Trump’s phrasing: “I have done more for NATO than any other person since its founding, and now, NATO should do something for the United States”; and “The World is not secure unless we have Complete and Total Control of Greenland” mimics the transactional threats that are quintessential – and, sadly, achingly common – to controlling personalities. In fact, they wouldn’t look out of place in a “how to spot if you’re in a coercive relationship” checklist.

There’s gaslighting: “Considering your Country decided not to give me the Nobel Peace Prize for having stopped 8 Wars PLUS”; there’s twisting of the truth: “There are no written documents, it’s only that a boat landed there hundreds of years ago, but we had boats landing there, also”; and there’s even naked threat: “I no longer feel an obligation to think purely of Peace”.

And if you read between the lines of Trump’s letter, conditional phrases like: “I have done more for NATO than any other person since its founding, and now, NATO should do something for the United States” can be quickly re-translated as: “You made me do this...”; “You owe me”, and, “if you loved me, you would”. These are well-worn threats, straight out of the mouths of angry men; and from what I’ve seen, there are none more angry than Donald J Trump.

To me, it is clear he is angry that he can’t get what he wants – and what he wants, more than anything (other than the Nobel Peace Prize, which Norway also failed to give him last year) is Greenland.
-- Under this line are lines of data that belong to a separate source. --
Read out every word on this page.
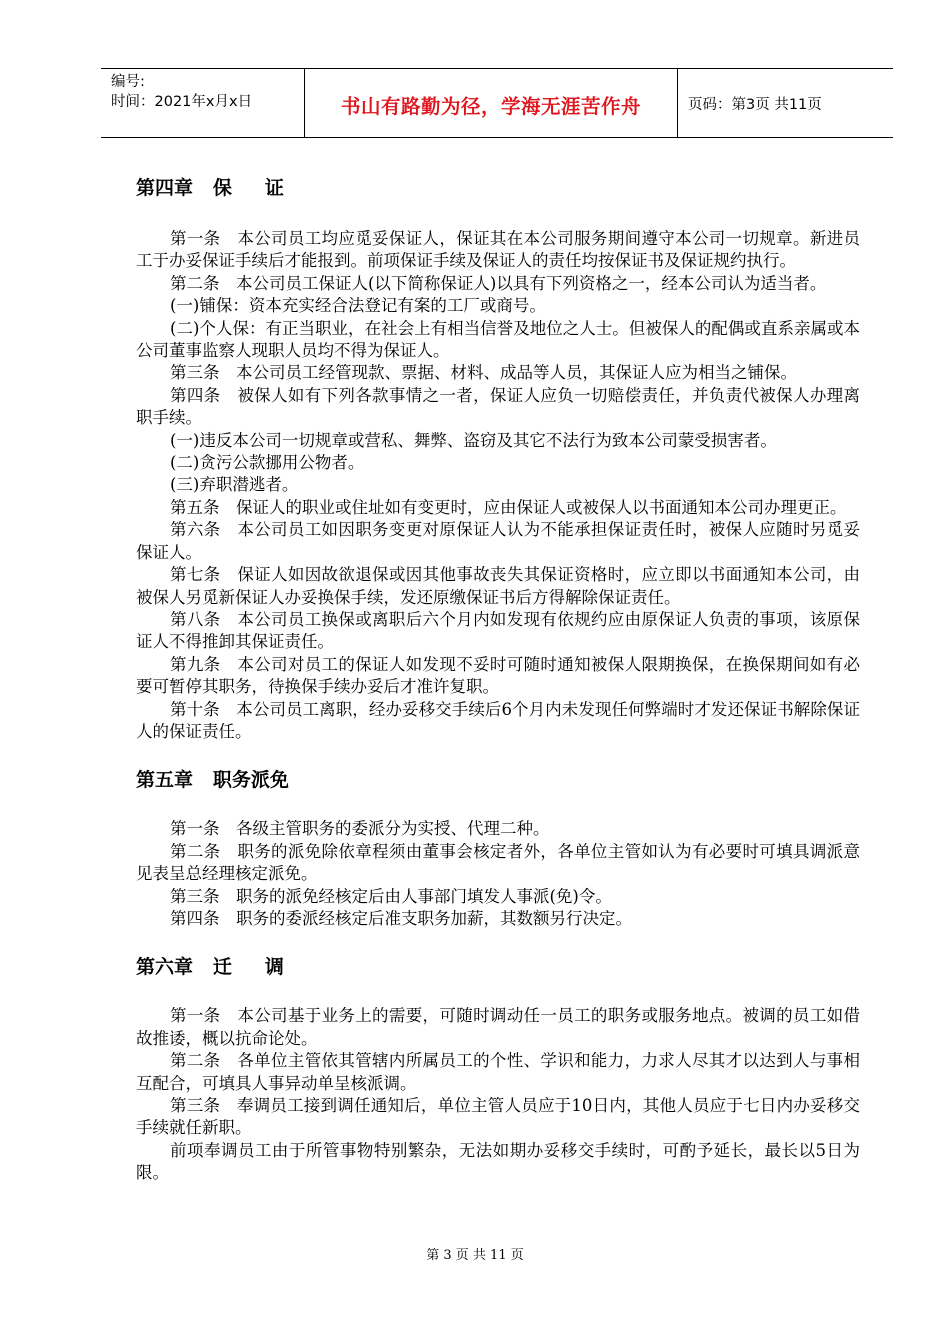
编号:
时间：2021年x月x日	书山有路勤为径，学海无涯苦作舟	页码：第3页 共11页
第四章   保     证

第一条　本公司员工均应觅妥保证人，保证其在本公司服务期间遵守本公司一切规章。新进员工于办妥保证手续后才能报到。前项保证手续及保证人的责任均按保证书及保证规约执行。

第二条　本公司员工保证人(以下简称保证人)以具有下列资格之一，经本公司认为适当者。

(一)铺保：资本充实经合法登记有案的工厂或商号。

(二)个人保：有正当职业，在社会上有相当信誉及地位之人士。但被保人的配偶或直系亲属或本公司董事监察人现职人员均不得为保证人。

第三条　本公司员工经管现款、票据、材料、成品等人员，其保证人应为相当之铺保。

第四条　被保人如有下列各款事情之一者，保证人应负一切赔偿责任，并负责代被保人办理离职手续。

(一)违反本公司一切规章或营私、舞弊、盗窃及其它不法行为致本公司蒙受损害者。

(二)贪污公款挪用公物者。

(三)弃职潜逃者。

第五条　保证人的职业或住址如有变更时，应由保证人或被保人以书面通知本公司办理更正。

第六条　本公司员工如因职务变更对原保证人认为不能承担保证责任时，被保人应随时另觅妥保证人。

第七条　保证人如因故欲退保或因其他事故丧失其保证资格时，应立即以书面通知本公司，由被保人另觅新保证人办妥换保手续，发还原缴保证书后方得解除保证责任。

第八条　本公司员工换保或离职后六个月内如发现有依规约应由原保证人负责的事项，该原保证人不得推卸其保证责任。

第九条　本公司对员工的保证人如发现不妥时可随时通知被保人限期换保，在换保期间如有必要可暂停其职务，待换保手续办妥后才准许复职。

第十条　本公司员工离职，经办妥移交手续后6个月内未发现任何弊端时才发还保证书解除保证人的保证责任。

第五章   职务派免

第一条　各级主管职务的委派分为实授、代理二种。

第二条　职务的派免除依章程须由董事会核定者外，各单位主管如认为有必要时可填具调派意见表呈总经理核定派免。

第三条　职务的派免经核定后由人事部门填发人事派(免)令。

第四条　职务的委派经核定后准支职务加薪，其数额另行决定。

第六章   迁     调

第一条　本公司基于业务上的需要，可随时调动任一员工的职务或服务地点。被调的员工如借故推诿，概以抗命论处。

第二条　各单位主管依其管辖内所属员工的个性、学识和能力，力求人尽其才以达到人与事相互配合，可填具人事异动单呈核派调。

第三条　奉调员工接到调任通知后，单位主管人员应于10日内，其他人员应于七日内办妥移交手续就任新职。

前项奉调员工由于所管事物特别繁杂，无法如期办妥移交手续时，可酌予延长，最长以5日为限。

第 3 页 共 11 页
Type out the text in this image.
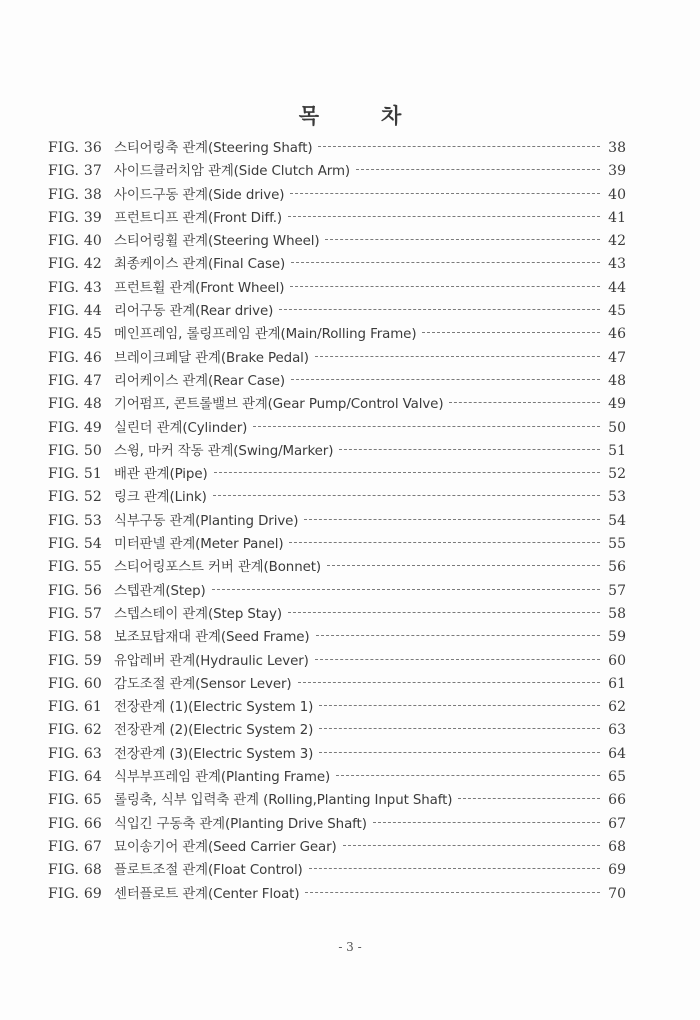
목	차
FIG. 36 스티어링축 관계(Steering Shaft)	38
FIG. 37 사이드클러치암 관계(Side Clutch Arm)	39
FIG. 38 사이드구동 관계(Side drive)	40
FIG. 39 프런트디프 관계(Front Diff.)	41
FIG. 40 스티어링휠 관계(Steering Wheel)	42
FIG. 42 최종케이스 관계(Final Case)	43
FIG. 43 프런트휠 관계(Front Wheel)	44
FIG. 44 리어구동 관계(Rear drive)	45
FIG. 45 메인프레임, 롤링프레임 관계(Main/Rolling Frame)	46
FIG. 46 브레이크페달 관계(Brake Pedal)	47
FIG. 47 리어케이스 관계(Rear Case)	48
FIG. 48 기어펌프, 콘트롤밸브 관계(Gear Pump/Control Valve)	49
FIG. 49 실린더 관계(Cylinder)	50
FIG. 50 스윙, 마커 작동 관계(Swing/Marker)	51
FIG. 51 배관 관계(Pipe)	52
FIG. 52 링크 관계(Link)	53
FIG. 53 식부구동 관계(Planting Drive)	54
FIG. 54 미터판넬 관계(Meter Panel)	55
FIG. 55 스티어링포스트 커버 관계(Bonnet)	56
FIG. 56 스텝관계(Step)	57
FIG. 57 스텝스테이 관계(Step Stay)	58
FIG. 58 보조묘탑재대 관계(Seed Frame)	59
FIG. 59 유압레버 관계(Hydraulic Lever)	60
FIG. 60 감도조절 관계(Sensor Lever)	61
FIG. 61 전장관계 (1)(Electric System 1)	62
FIG. 62 전장관계 (2)(Electric System 2)	63
FIG. 63 전장관계 (3)(Electric System 3)	64
FIG. 64 식부부프레임 관계(Planting Frame)	65
FIG. 65 롤링축, 식부 입력축 관계 (Rolling,Planting Input Shaft)	66
FIG. 66 식입긴 구동축 관계(Planting Drive Shaft)	67
FIG. 67 묘이송기어 관계(Seed Carrier Gear)	68
FIG. 68 플로트조절 관계(Float Control)	69
FIG. 69 센터플로트 관계(Center Float)	70
- 3 -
And so, pretty predictably, we hear him throwing his toys out of the pram with a Nato ally; spitting out petty, spiteful ultimatums and bizarrely linking his personal failures with the Nobel Prize to his latest attempted land grab.

It isn’t veiled, it’s overt. And in copying the language of abusers (as well as every emotionally disregulated toddler out there) – plus his shameful record on women’s rights and his chequered personal history with sexual abuse – Trump is showing the world what he is: just your typical, toxic man. As the old adage goes: “When someone shows you who they are, believe them.”

Perhaps we shouldn’t be surprised; after all, this is simply the latest in a litany of transparent displays of wannabe machismo and grotesque alpha male entitlement. We’ve seen Putin do it; we’ve seen it in Kim Jong Un, and we see it in Trump. The world is far less safe in the hands of angry men.

Just look at Trump’s warning on Sunday that Denmark has not been able to do anything to get the “Russian threat” away from Greenland, when he wrote on his social media platform, Truth Social: “NATO has been telling Denmark, for 20 years, that ‘you have to get [the] Russian threat away from Greenland.’ Unfortunately, Denmark has been unable to do anything about it. Now it is time, and it will be done!!!”

Still, there might be some hope (if we squint). What’s the best way to escape an abusive relationship? Boundaries. In this case, that means physical ones, too. Such as denying President Trump all access to Greenland.